Last Updated on October 17, 2022 by Deya Eldeen
Write a function that takes in a non-empty array of integers that are sorted in ascending order and returns a new array with the squares of the original integers also sorted in ascending order.
let me add 4 solutions along with explanation.
// Bad solution, appending is expensive, it's better to init an array with the length
func sortedSquaredArray_solution1(_ array: [Int]) -> [Int] {
var sortedSquares = [Int]()
for value in array {
sortedSquares.append(value * value)
}
return sortedSquares.sorted()
}
// Time: O(nlog(n)) | Space O(n)
func sortedSquaredArray_solution2(_ array: [Int]) -> [Int] {
var sortedSquares = Array(repeating: 0, count: array.count)
for (idx, value) in array.enumerated() {
sortedSquares[idx] = value * value
}
return sortedSquares.sorted()
}
// same as before, but higher order functions is tuned for high performance
func sortedSquaredArray_solution3(_ array: [Int]) -> [Int] {
return array.map { $0 * $0 }.sorted()
}
// Time: O(n) | Space O(n)
func sortedSquaredArray_solution4(_ array: [Int]) -> [Int] {
var sortedSquares = Array(repeating: 0, count: array.count)
var smallerValueIdx : Int = 0
var largerValueIdx : Int = array.count - 1
for idx in stride(from: array.count - 1, through: 0, by: -1) {
let smallerValue = array[smallerValueIdx]

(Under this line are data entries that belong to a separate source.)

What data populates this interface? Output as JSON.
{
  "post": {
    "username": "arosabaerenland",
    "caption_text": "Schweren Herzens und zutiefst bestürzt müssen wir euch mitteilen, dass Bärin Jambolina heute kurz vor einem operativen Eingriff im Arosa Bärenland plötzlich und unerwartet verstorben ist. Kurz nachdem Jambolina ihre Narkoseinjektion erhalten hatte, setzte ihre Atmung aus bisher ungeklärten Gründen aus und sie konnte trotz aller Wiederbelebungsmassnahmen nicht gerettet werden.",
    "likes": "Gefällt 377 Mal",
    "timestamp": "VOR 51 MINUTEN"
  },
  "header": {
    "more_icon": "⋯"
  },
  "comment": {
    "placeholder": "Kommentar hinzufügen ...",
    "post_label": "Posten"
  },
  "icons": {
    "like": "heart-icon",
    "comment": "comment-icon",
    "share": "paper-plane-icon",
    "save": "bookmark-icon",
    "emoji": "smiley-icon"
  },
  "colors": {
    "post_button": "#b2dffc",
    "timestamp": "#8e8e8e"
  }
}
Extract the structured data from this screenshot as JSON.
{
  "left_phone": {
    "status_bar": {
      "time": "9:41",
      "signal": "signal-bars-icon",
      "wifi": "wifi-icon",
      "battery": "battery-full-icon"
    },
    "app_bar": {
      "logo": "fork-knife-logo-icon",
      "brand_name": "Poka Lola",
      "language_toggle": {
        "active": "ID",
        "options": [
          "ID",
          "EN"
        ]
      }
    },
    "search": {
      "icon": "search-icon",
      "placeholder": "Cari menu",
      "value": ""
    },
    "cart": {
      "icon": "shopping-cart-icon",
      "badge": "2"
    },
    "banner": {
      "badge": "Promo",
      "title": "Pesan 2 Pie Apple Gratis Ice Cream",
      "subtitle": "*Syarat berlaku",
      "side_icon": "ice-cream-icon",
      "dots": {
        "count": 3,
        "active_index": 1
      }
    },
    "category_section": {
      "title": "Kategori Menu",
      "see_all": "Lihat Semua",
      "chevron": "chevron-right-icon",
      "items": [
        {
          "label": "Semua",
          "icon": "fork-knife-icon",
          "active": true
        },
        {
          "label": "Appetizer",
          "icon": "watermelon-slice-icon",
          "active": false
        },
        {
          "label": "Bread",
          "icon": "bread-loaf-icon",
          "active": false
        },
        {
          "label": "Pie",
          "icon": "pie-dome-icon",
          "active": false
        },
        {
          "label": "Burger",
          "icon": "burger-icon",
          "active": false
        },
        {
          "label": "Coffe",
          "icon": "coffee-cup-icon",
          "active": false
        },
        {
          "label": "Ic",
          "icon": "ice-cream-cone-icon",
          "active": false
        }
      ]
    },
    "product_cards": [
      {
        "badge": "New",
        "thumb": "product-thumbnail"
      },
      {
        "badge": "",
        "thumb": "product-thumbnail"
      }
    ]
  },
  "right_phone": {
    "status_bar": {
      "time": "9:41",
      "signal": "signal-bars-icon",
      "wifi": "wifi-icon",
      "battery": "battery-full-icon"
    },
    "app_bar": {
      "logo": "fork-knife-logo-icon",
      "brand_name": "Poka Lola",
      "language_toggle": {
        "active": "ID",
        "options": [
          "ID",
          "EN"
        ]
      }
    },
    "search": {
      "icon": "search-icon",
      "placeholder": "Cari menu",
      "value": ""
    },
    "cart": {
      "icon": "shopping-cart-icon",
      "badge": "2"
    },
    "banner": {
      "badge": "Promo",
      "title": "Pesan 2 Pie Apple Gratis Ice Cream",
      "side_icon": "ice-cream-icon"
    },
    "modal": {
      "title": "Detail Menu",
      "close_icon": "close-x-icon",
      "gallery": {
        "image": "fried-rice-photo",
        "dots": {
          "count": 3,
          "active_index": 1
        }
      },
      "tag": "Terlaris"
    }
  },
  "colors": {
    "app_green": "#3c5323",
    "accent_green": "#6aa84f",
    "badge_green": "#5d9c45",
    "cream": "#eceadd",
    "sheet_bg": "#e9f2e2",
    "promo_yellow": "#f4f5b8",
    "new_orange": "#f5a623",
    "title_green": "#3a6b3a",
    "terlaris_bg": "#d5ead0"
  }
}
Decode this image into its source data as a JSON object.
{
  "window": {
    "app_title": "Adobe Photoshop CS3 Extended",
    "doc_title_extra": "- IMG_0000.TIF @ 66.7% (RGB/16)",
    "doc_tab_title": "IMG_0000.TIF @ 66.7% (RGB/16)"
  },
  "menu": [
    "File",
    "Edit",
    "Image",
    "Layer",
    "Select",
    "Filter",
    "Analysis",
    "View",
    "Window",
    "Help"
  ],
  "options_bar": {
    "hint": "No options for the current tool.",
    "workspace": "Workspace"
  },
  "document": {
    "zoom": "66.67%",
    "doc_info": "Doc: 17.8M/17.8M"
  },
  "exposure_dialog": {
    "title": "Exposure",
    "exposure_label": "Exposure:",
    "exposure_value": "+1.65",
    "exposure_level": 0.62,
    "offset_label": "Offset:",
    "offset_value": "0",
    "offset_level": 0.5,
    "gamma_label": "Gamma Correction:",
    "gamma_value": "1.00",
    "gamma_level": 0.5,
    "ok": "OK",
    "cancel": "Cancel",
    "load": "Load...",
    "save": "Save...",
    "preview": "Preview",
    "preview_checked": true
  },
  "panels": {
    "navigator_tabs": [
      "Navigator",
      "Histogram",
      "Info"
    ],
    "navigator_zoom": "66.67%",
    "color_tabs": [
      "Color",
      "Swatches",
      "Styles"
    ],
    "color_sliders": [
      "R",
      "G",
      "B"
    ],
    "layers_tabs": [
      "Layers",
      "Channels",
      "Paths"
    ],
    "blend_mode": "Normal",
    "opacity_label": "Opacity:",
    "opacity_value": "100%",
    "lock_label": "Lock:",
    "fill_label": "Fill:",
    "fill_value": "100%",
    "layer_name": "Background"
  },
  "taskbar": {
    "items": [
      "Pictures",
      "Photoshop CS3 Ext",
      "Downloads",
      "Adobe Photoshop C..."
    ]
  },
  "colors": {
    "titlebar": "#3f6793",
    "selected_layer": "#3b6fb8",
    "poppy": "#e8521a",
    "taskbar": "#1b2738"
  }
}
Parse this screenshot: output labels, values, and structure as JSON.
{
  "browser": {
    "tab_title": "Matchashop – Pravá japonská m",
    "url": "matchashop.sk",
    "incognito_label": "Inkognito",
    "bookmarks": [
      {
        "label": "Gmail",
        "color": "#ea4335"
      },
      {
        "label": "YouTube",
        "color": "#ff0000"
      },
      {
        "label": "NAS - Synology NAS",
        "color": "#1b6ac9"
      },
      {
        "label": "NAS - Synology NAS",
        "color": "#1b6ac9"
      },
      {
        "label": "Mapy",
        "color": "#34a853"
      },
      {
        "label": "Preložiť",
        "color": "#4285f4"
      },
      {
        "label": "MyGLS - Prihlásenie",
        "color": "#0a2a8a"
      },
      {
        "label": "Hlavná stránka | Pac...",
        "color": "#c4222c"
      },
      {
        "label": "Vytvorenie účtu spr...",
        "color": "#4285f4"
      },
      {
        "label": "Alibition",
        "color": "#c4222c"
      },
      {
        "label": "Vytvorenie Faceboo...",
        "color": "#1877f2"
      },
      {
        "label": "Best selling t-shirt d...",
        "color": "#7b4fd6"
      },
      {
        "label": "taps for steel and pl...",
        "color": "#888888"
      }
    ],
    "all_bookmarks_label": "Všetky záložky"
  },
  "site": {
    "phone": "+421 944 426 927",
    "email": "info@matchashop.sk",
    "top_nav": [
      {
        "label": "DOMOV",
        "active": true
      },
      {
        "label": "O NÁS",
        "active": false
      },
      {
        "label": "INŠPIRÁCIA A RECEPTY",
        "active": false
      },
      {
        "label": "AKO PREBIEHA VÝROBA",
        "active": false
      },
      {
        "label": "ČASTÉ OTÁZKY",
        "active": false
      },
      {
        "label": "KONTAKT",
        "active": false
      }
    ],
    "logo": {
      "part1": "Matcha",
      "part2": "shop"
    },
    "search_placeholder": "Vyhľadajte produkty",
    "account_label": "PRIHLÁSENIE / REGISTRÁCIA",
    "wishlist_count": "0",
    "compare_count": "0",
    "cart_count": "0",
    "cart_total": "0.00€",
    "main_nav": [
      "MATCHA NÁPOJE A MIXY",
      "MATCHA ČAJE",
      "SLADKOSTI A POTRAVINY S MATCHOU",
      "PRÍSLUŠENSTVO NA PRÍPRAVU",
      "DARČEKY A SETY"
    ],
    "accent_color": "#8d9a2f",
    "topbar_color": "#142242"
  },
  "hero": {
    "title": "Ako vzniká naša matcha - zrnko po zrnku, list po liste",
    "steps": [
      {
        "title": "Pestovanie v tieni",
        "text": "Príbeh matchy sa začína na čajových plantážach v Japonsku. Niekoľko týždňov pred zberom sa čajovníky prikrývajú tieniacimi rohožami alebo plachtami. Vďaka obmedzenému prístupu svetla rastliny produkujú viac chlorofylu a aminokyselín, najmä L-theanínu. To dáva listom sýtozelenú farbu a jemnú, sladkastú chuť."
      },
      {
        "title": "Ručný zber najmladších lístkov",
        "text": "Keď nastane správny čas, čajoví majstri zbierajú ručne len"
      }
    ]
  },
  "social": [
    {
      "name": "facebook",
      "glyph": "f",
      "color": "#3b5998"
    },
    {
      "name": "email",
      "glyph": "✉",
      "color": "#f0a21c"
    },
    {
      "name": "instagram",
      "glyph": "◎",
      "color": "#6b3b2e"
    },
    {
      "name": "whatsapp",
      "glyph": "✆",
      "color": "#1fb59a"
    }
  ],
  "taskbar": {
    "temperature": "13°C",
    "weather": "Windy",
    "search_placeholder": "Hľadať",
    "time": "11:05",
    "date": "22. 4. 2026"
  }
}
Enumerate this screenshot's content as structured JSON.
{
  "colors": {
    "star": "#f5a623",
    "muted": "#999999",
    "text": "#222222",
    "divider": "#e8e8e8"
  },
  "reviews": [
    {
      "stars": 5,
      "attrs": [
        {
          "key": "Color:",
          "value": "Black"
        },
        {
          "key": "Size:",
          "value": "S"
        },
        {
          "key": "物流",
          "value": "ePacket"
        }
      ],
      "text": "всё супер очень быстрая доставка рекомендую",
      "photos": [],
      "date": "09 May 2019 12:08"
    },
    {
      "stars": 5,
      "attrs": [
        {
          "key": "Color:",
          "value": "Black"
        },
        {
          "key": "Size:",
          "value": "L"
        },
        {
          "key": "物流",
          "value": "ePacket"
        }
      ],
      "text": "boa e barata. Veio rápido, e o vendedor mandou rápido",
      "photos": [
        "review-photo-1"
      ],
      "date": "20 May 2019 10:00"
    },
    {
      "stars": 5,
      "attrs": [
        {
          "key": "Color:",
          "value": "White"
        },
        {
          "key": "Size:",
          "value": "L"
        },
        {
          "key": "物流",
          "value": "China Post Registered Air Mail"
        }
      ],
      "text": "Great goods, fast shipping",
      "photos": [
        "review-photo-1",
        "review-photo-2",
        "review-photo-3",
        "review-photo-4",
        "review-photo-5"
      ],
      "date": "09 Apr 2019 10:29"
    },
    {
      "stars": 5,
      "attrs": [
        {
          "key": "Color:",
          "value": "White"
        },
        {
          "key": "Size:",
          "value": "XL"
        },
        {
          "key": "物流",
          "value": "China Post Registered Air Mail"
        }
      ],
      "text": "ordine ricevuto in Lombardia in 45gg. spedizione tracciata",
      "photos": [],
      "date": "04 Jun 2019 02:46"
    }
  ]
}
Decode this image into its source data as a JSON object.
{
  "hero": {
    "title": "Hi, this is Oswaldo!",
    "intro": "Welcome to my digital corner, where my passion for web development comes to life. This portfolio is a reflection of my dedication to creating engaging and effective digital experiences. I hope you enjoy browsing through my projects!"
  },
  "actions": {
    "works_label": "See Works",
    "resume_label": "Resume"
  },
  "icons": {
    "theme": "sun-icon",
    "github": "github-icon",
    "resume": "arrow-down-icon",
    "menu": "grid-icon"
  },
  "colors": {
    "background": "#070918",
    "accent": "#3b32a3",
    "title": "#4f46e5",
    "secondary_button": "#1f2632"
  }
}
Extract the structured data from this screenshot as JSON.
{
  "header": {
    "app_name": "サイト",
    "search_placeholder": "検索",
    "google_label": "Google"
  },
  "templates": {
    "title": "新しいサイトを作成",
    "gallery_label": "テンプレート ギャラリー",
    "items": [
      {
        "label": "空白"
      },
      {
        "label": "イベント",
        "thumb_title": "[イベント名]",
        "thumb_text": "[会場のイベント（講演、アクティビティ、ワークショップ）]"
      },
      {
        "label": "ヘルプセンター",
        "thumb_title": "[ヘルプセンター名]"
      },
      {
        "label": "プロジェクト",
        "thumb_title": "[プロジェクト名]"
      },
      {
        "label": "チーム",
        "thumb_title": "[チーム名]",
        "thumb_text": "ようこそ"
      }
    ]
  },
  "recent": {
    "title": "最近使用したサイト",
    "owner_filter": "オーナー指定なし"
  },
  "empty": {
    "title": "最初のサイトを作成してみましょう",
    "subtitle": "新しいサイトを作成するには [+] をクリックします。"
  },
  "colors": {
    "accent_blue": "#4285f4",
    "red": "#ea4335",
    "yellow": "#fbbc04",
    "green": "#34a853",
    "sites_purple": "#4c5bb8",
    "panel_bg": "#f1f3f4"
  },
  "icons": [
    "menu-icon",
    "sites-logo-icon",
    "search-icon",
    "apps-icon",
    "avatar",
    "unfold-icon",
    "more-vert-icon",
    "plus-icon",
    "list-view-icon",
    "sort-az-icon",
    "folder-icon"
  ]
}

let largerValue = array[largerValueIdx]
if abs(smallerValue) > abs(largerValue) {
sortedSquares[idx] = smallerValue * smallerValue
smallerValueIdx += 1
} else {
sortedSquares[idx] = largerValue * largerValue
largerValueIdx -= 1
}
}
return sortedSquares
}for the following input
let myArraySortedSquares = Array(stride(from: -5000000, through: 5000000, by: 1))
Time elapsed for solution1: 6.786 s.
Time elapsed for solution2: 6.275 s.
Time elapsed for solution3: 5.106 s.
Time elapsed for solution4: 1.637 s. 🥇
First solution, used appending, which is expensive, second one, have a fixed size array with only writing, next, we reduce the time by using higher order functions that have performance tuned implementations out of the box like parallelism etc.
solution 4 can be optimized even more, you have an idea how?